Life is never
flate, katanya orang barat, setuju atau tidak, memang begitulah
kenyataannya. Hidup memang tak pernah datar, hidup penuh lika liku, cobaan,
hadangan dan rintangan pasti ada, seperti lagunya Dewa, “kadang tak seperti
yang dimawu dan diharapkan “ sebaliknya, hidup dengan bahagia, segala kebutuhan
dan fasilitas terpenuhi, mau itu, mau ini, bisa didapatkan, merupakan dambaan
setiap orang, namun, percaya atau tidak hidup tak semudah itu, tak semudah
membalikkan tangan. Akan tetapi, yang terpenting dalam hidup adalah bagaimana
menjalaninya, dan bersyukur atas apa adanya, maka hidup akan terasa indah dan berjalan
dengan baik.
Bagi golongan yang
mempunyai penghasilan lebih atau masuk dalam kategori stratifikasi ekonomi
menengah dan menengah ke atas, semua kebutuhan tersebut bisa terpenuhi, namun
bagi Tuak Mali, jangankan kebutuhan sekunder dan tersier, memenuhi kebutuhan
akan makan dan minumpun harus berjuang siang dan malam, profesinya yang
dilakoninya sehari-hari sebagai Tukang Sadep Nao, yakni “mengambil air pohon
aren dan mengolahnya menjadi gula merah” hanya cukup untuk memenuhi kebutuhan
makan dan minum bersama sanak familinya.
Di usianya yang kini
mencapai 71 tahunan lebih ini, profesi sebagai tukang sadep ini, terbilang
pekerjaan yang cukup berat baginya, karena, menghabiskan waktu yang banyak dan
membutuhkan tenaga ekstra, mulai dari mengambil air aren dari pohonnya,
menyediakan kayu bakar yang banyak dan memanaskannya (masak) hingga menjadi
gula merah. Ketika ditanya, kapan profesi ini mulai dilakoninya? “saya
memulai pekerja`an ini, kira-kira semenjak tahun tujuh puluhan (70) yang lalu”
jawabnya, jadi, hampir separuh dari hidupnya dijalani sebagai Tukang Sadep.
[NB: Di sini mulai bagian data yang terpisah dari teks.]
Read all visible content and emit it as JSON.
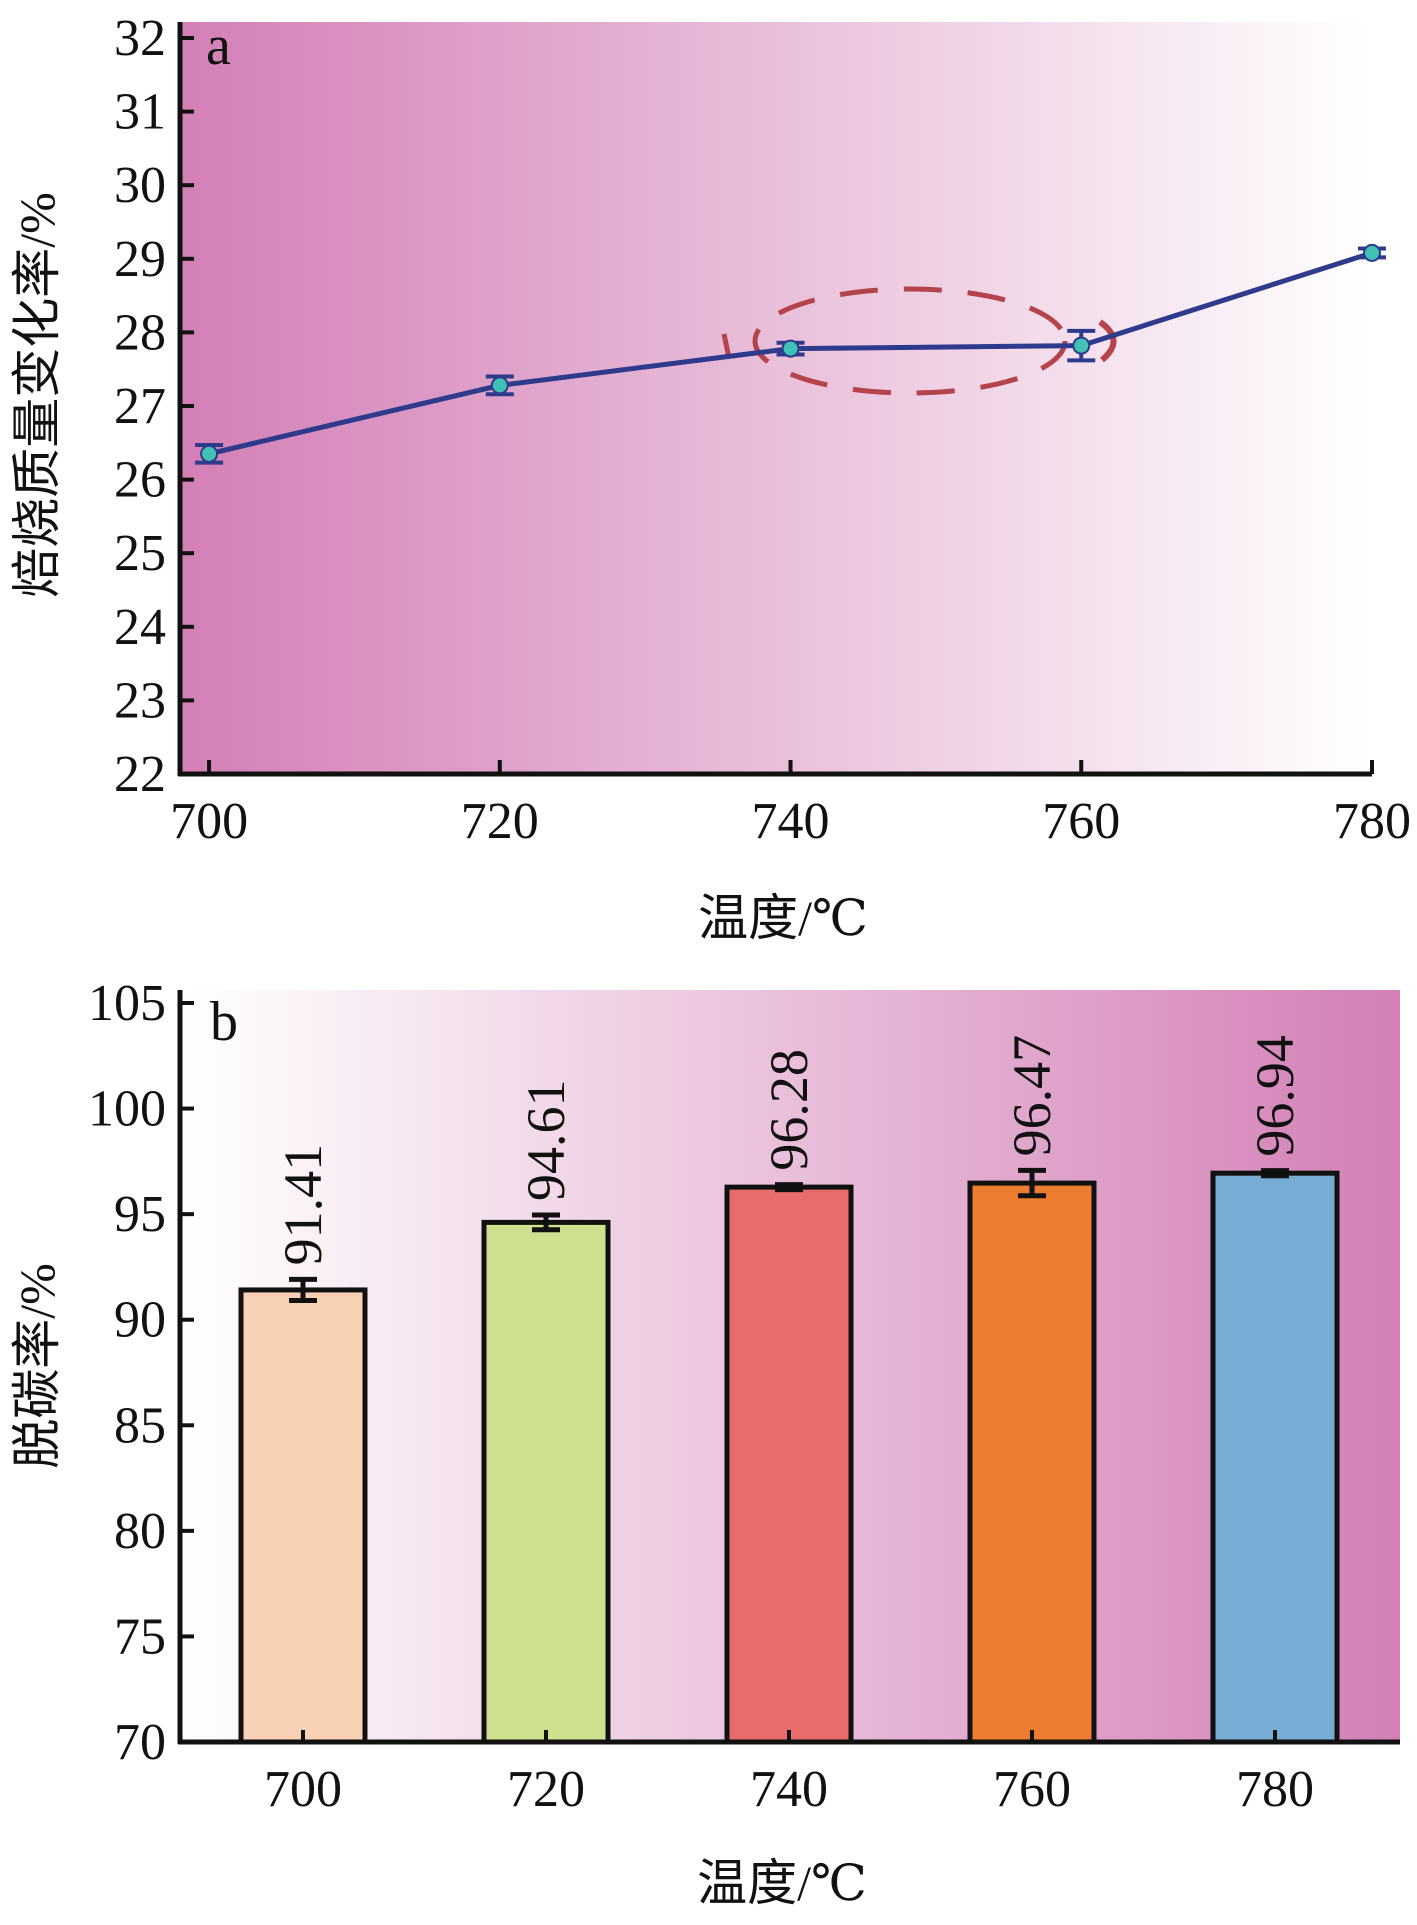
{
  "chart_data": [
    {
      "panel_label": "a",
      "type": "line",
      "x": [
        700,
        720,
        740,
        760,
        780
      ],
      "y": [
        26.35,
        27.28,
        27.78,
        27.82,
        29.08
      ],
      "error": [
        0.12,
        0.12,
        0.08,
        0.2,
        0.06
      ],
      "xlabel": "温度/℃",
      "ylabel": "焙烧质量变化率/%",
      "xlim": [
        698,
        780
      ],
      "ylim": [
        22,
        32
      ],
      "x_ticks": [
        "700",
        "720",
        "740",
        "760",
        "780"
      ],
      "y_ticks": [
        "22",
        "23",
        "24",
        "25",
        "26",
        "27",
        "28",
        "29",
        "30",
        "31",
        "32"
      ],
      "annotation": "dashed ellipse around 740–760 points",
      "line_color": "#2e3a8c",
      "marker_color": "#3fc1b4",
      "annotation_color": "#b5434a",
      "background_gradient": [
        "#d37fb6",
        "#ffffff"
      ]
    },
    {
      "panel_label": "b",
      "type": "bar",
      "categories": [
        "700",
        "720",
        "740",
        "760",
        "780"
      ],
      "values": [
        91.41,
        94.61,
        96.28,
        96.47,
        96.94
      ],
      "value_labels": [
        "91.41",
        "94.61",
        "96.28",
        "96.47",
        "96.94"
      ],
      "error": [
        0.5,
        0.35,
        0.12,
        0.6,
        0.12
      ],
      "xlabel": "温度/℃",
      "ylabel": "脱碳率/%",
      "ylim": [
        70,
        105
      ],
      "y_ticks": [
        "70",
        "75",
        "80",
        "85",
        "90",
        "95",
        "100",
        "105"
      ],
      "bar_colors": [
        "#f9d2b5",
        "#cfe08f",
        "#e86c6a",
        "#ec7c2f",
        "#77acd4"
      ],
      "background_gradient": [
        "#ffffff",
        "#d37fb6"
      ]
    }
  ]
}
mengenai berapa penghasilannya, Tuak Mali asal Seraye, Desa Bengkaung ini
enggan mengutaraknnya, akan tetapi dia mengatakan “pohon yang diambil airnya
untuk dibuat jadi gula merah, bukan miliknya, melainkan milik orang lain”, jadi
dia hanya mengambil upah dari sebagian hasil yang didapatkannya “ tapi mule ye
pegawean te” imbuhnya dalam bahasa sasak (memang itu pekerjaan saya), lelah dan
letih menjadi temanya sehari-hari namun, seperti itulah bapak yang seneng
menggunakan peci hitam ini mendapatkan rupiah.
Jadi, bisa
dibayangkangkan berapa rupiah yang bisa didapatkan dari profesi yang
dilakoninya, apakah menurut kita itu akan cukup? Entahlah, tapi, itulah sosok
Tuak Mali, walaupun dengan segala keterbatasan yang ada pada dirinya, dengan
penghasilan yang bisa dikatakan jauh dari cukup, lantas semua itu, tak
membuatnya menyerah, apalagi sampai berputus asa dalam menjalani hidup ini,
bahkan senyum selalu menghiasi rona wajahnya dalam menghadapi kerasnya hidup
ini. Semoga tulisan sedikit mengenai Tuak Mali ini bisa jadikan ibroh
buat kita, sehingga kita, selalu bisa bersyukur atas nikmat yang diberikan
Allah SWT, tetap semangat tanpa pernah menyerah (fight and never give up),
dan selalu optimis, hiduppun akan terasa indah “There is a will, there is a
way” disetiap ada kemauan di situ ada jalan, ungkap pepatah Barat.